可以看到结构体update_util_data的callback函数指向了函数cpufreq_add_update_util_hook钩子函数的形参：

void (*func)(struct update_util_data *data, u64 time,  
                     unsigned int flags)

那么这个函数在哪里赋值呢？

我们看到在kernel/sched/cpufreq_schedutil.c文件，就是最新的cpu调节频率的governor，不在是原先的interactive或者ondemand governor了。

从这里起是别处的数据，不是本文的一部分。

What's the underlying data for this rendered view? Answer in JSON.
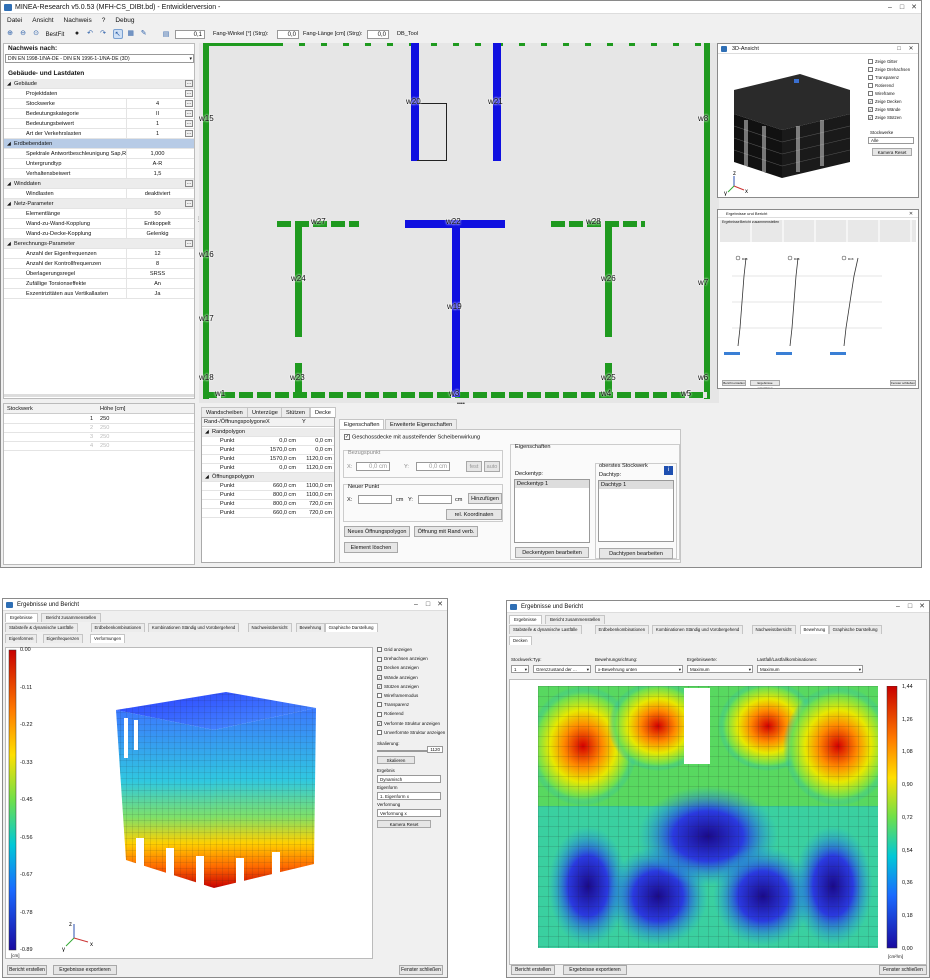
{
  "main": {
    "title": "MINEA-Research v5.0.53 (MFH-CS_DIBt.bd) - Entwicklerversion -",
    "menu": [
      "Datei",
      "Ansicht",
      "Nachweis",
      "?",
      "Debug"
    ],
    "toolbar": {
      "bestfit": "BestFit",
      "value1": "0,1",
      "fang_winkel_label": "Fang-Winkel [°] (Strg):",
      "fang_winkel": "0,0",
      "fang_laenge_label": "Fang-Länge [cm] (Strg):",
      "fang_laenge": "0,0",
      "db_tool": "DB_Tool"
    },
    "nachweis_label": "Nachweis nach:",
    "nachweis_value": "DIN EN 1998-1/NA-DE - DIN EN 1996-1-1/NA-DE (3D)",
    "gebaeude_header": "Gebäude- und Lastdaten",
    "props": [
      {
        "cat": true,
        "k": "Gebäude",
        "v": "",
        "dots": true
      },
      {
        "k": "Projektdaten",
        "v": "",
        "dots": true
      },
      {
        "k": "Stockwerke",
        "v": "4",
        "dots": true
      },
      {
        "k": "Bedeutungskategorie",
        "v": "II",
        "dots": true
      },
      {
        "k": "Bedeutungsbeiwert",
        "v": "1",
        "dots": true
      },
      {
        "k": "Art der Verkehrslasten",
        "v": "1",
        "dots": true
      },
      {
        "cat": true,
        "k": "Erdbebendaten",
        "v": "",
        "sel": true
      },
      {
        "k": "Spektrale Antwortbeschleunigung Sap,R",
        "v": "1,000"
      },
      {
        "k": "Untergrundtyp",
        "v": "A-R"
      },
      {
        "k": "Verhaltensbeiwert",
        "v": "1,5"
      },
      {
        "cat": true,
        "k": "Winddaten",
        "v": "",
        "dots": true
      },
      {
        "k": "Windlasten",
        "v": "deaktiviert"
      },
      {
        "cat": true,
        "k": "Netz-Parameter",
        "v": "",
        "dots": true
      },
      {
        "k": "Elementlänge",
        "v": "50"
      },
      {
        "k": "Wand-zu-Wand-Kopplung",
        "v": "Entkoppelt"
      },
      {
        "k": "Wand-zu-Decke-Kopplung",
        "v": "Gelenkig"
      },
      {
        "cat": true,
        "k": "Berechnungs-Parameter",
        "v": "",
        "dots": true
      },
      {
        "k": "Anzahl der Eigenfrequenzen",
        "v": "12"
      },
      {
        "k": "Anzahl der Kontrollfrequenzen",
        "v": "8"
      },
      {
        "k": "Überlagerungsregel",
        "v": "SRSS"
      },
      {
        "k": "Zufällige Torsionseffekte",
        "v": "An"
      },
      {
        "k": "Exzentrizitäten aus Vertikallasten",
        "v": "Ja"
      }
    ],
    "stockwerk": {
      "col1": "Stockwerk",
      "col2": "Höhe [cm]",
      "rows": [
        [
          "1",
          "250"
        ],
        [
          "2",
          "250"
        ],
        [
          "3",
          "250"
        ],
        [
          "4",
          "250"
        ]
      ]
    },
    "walls": {
      "w20": "w20",
      "w21": "w21",
      "w15": "w15",
      "w8": "w8",
      "w27": "w27",
      "w22": "w22",
      "w28": "w28",
      "w16": "w16",
      "w7": "w7",
      "w24": "w24",
      "w26": "w26",
      "w19": "w19",
      "w17": "w17",
      "w23": "w23",
      "w25": "w25",
      "w18": "w18",
      "w6": "w6",
      "w11": "w1",
      "w3": "w3",
      "w4": "w4",
      "w5": "w5"
    },
    "tabs": [
      "Wandscheiben",
      "Unterzüge",
      "Stützen",
      "Decke"
    ],
    "poly": {
      "h1": "Rand-/Öffnungspolygone",
      "h2": "X",
      "h3": "Y",
      "g1": "Randpolygon",
      "g2": "Öffnungspolygon",
      "pt": "Punkt",
      "r1": [
        [
          "0,0 cm",
          "0,0 cm"
        ],
        [
          "1570,0 cm",
          "0,0 cm"
        ],
        [
          "1570,0 cm",
          "1120,0 cm"
        ],
        [
          "0,0 cm",
          "1120,0 cm"
        ]
      ],
      "r2": [
        [
          "660,0 cm",
          "1100,0 cm"
        ],
        [
          "800,0 cm",
          "1100,0 cm"
        ],
        [
          "800,0 cm",
          "720,0 cm"
        ],
        [
          "660,0 cm",
          "720,0 cm"
        ]
      ]
    },
    "props_tabs": [
      "Eigenschaften",
      "Erweiterte Eigenschaften"
    ],
    "geschossdecke": "Geschossdecke mit aussteifender Scheibenwirkung",
    "bezugspunkt": "Bezugspunkt",
    "x_label": "X:",
    "x_val": "0,0 cm",
    "y_label": "Y:",
    "y_val": "0,0 cm",
    "fest": "fest",
    "auto": "auto",
    "neuer_punkt": "Neuer Punkt",
    "cm": "cm",
    "hinzufuegen": "Hinzufügen",
    "rel": "rel. Koordinaten",
    "btn_neues": "Neues Öffnungspolygon",
    "btn_oeffnung": "Öffnung mit Rand verb.",
    "btn_loeschen": "Element löschen",
    "eigenschaften": "Eigenschaften",
    "deckentyp": "Deckentyp:",
    "deckentyp1": "Deckentyp 1",
    "deckentypen_btn": "Deckentypen bearbeiten",
    "oberstes": "oberstes Stockwerk",
    "dachtyp": "Dachtyp:",
    "dachtyp1": "Dachtyp 1",
    "dachtypen_btn": "Dachtypen bearbeiten",
    "dots": "••••"
  },
  "view3d": {
    "title": "3D-Ansicht",
    "options": [
      "Zeige Gitter",
      "Zeige Drehachsen",
      "Transparenz",
      "Rotierend",
      "Wireframe",
      "Zeige Decken",
      "Zeige Wände",
      "Zeige Stützen"
    ],
    "stockwerke_label": "Stockwerke",
    "stockwerke_val": "Alle",
    "reset": "Kamera Reset",
    "axes": [
      "z",
      "y",
      "x"
    ]
  },
  "mini": {
    "title": "Ergebnisse und Bericht",
    "tabs": [
      "Ergebnisse",
      "Bericht zusammenstellen"
    ],
    "labels": [
      "Drift",
      "Drift",
      "Drift"
    ],
    "buttons": [
      "Bericht erstellen",
      "Ergebnisse exportieren",
      "Fenster schließen"
    ]
  },
  "res_left": {
    "title": "Ergebnisse und Bericht",
    "tabs": [
      "Ergebnisse",
      "Bericht zusammenstellen"
    ],
    "tabs2": [
      "Stabsteife & dynamische Lastfälle",
      "Erdbebenkombinationen",
      "Kombinationen Ständig und Vorübergehend",
      "Nachweisübersicht",
      "Bewehrung",
      "Graphische Darstellung"
    ],
    "tabs3": [
      "Eigenformen",
      "Eigenfrequenzen",
      "Verformungen"
    ],
    "scale": [
      "0.00",
      "-0.11",
      "-0.22",
      "-0.33",
      "-0.45",
      "-0.56",
      "-0.67",
      "-0.78",
      "-0.89"
    ],
    "unit": "[cm]",
    "options": [
      "Grid anzeigen",
      "Drehachsen anzeigen",
      "Decken anzeigen",
      "Wände anzeigen",
      "Stützen anzeigen",
      "Wireframemodus",
      "Transparenz",
      "Rotierend",
      "Verformte Struktur anzeigen",
      "Unverformte Struktur anzeigen"
    ],
    "checked": [
      false,
      false,
      true,
      true,
      true,
      false,
      false,
      false,
      true,
      false
    ],
    "skalierung": "Skalierung:",
    "skal_val": "1120",
    "skalieren": "Skalieren",
    "ergebnis": "Ergebnis",
    "ergebnis_val": "Dynamisch",
    "eigenform": "Eigenform",
    "eigenform_val": "1. Eigenform x",
    "verformung": "Verformung",
    "verformung_val": "Verformung x",
    "reset": "Kamera Reset",
    "buttons": [
      "Bericht erstellen",
      "Ergebnisse exportieren",
      "Fenster schließen"
    ],
    "axes": [
      "z",
      "y",
      "x"
    ]
  },
  "res_right": {
    "title": "Ergebnisse und Bericht",
    "tabs": [
      "Ergebnisse",
      "Bericht zusammenstellen"
    ],
    "tabs2": [
      "Stabsteife & dynamische Lastfälle",
      "Erdbebenkombinationen",
      "Kombinationen Ständig und Vorübergehend",
      "Nachweisübersicht",
      "Bewehrung",
      "Graphische Darstellung"
    ],
    "tabs3": [
      "Decken"
    ],
    "f_labels": [
      "Stockwerk:",
      "Typ:",
      "Bewehrungsrichtung:",
      "Ergebniswerte:",
      "Lastfall/Lastfallkombinationen:"
    ],
    "f_vals": [
      "1",
      "Grenzzustand der ...",
      "x-Bewehrung unten",
      "Maximum",
      "Maximum"
    ],
    "scale": [
      "1,44",
      "1,26",
      "1,08",
      "0,90",
      "0,72",
      "0,54",
      "0,36",
      "0,18",
      "0,00"
    ],
    "unit": "[cm²/m]",
    "buttons": [
      "Bericht erstellen",
      "Ergebnisse exportieren",
      "Fenster schließen"
    ]
  },
  "colors": {
    "wall_green": "#1f9a1f",
    "wall_blue": "#1010e0",
    "title_blue": "#2f6fb5"
  }
}
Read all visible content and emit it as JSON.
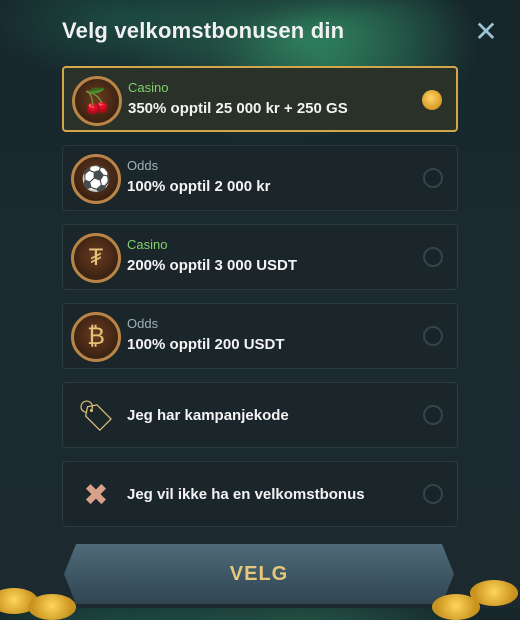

作为频率调节的governor编写流程与其他governor类型，先注册名字为schedutil governor：

#ifndef CONFIG_CPU_FREQ_DEFAULT_GOV_SCHEDUTIL  
static  
#endif  
struct cpufreq_governor cpufreq_gov_schedutil = {  
    .name = "schedutil",  
    .governor = cpufreq_schedutil_cb,  
    .owner = THIS_MODULE,  
};  
  
static int __init sugov_register(void)  
{  
    return cpufreq_register_governor(&cpufreq_gov_schedutil);  
}  
fs_initcall(sugov_register);

之后之后，governor开始走governor的callback函数cpufreq_schedutil_cb，

static int cpufreq_schedutil_cb(struct cpufreq_policy *policy,  
                unsigned int event)  
{  
    switch(event) {  
    case CPUFREQ_GOV_POLICY_INIT:  
        return sugov_init(policy);  
    case CPUFREQ_GOV_POLICY_EXIT:  
        return sugov_exit(policy);  
    case CPUFREQ_GOV_START:  
        return sugov_start(policy);  
    case CPUFREQ_GOV_STOP:  
        return sugov_stop(policy);  
    case CPUFREQ_GOV_LIMITS:  
        return sugov_limits(policy);  
    default:  
        BUG();  
    }  
}

开始执行init，然后执行start，根据event类型来执行。系统刚刚起来执行init和start动作，init是一些参数的初始化，而start才是真正的governor开启work了。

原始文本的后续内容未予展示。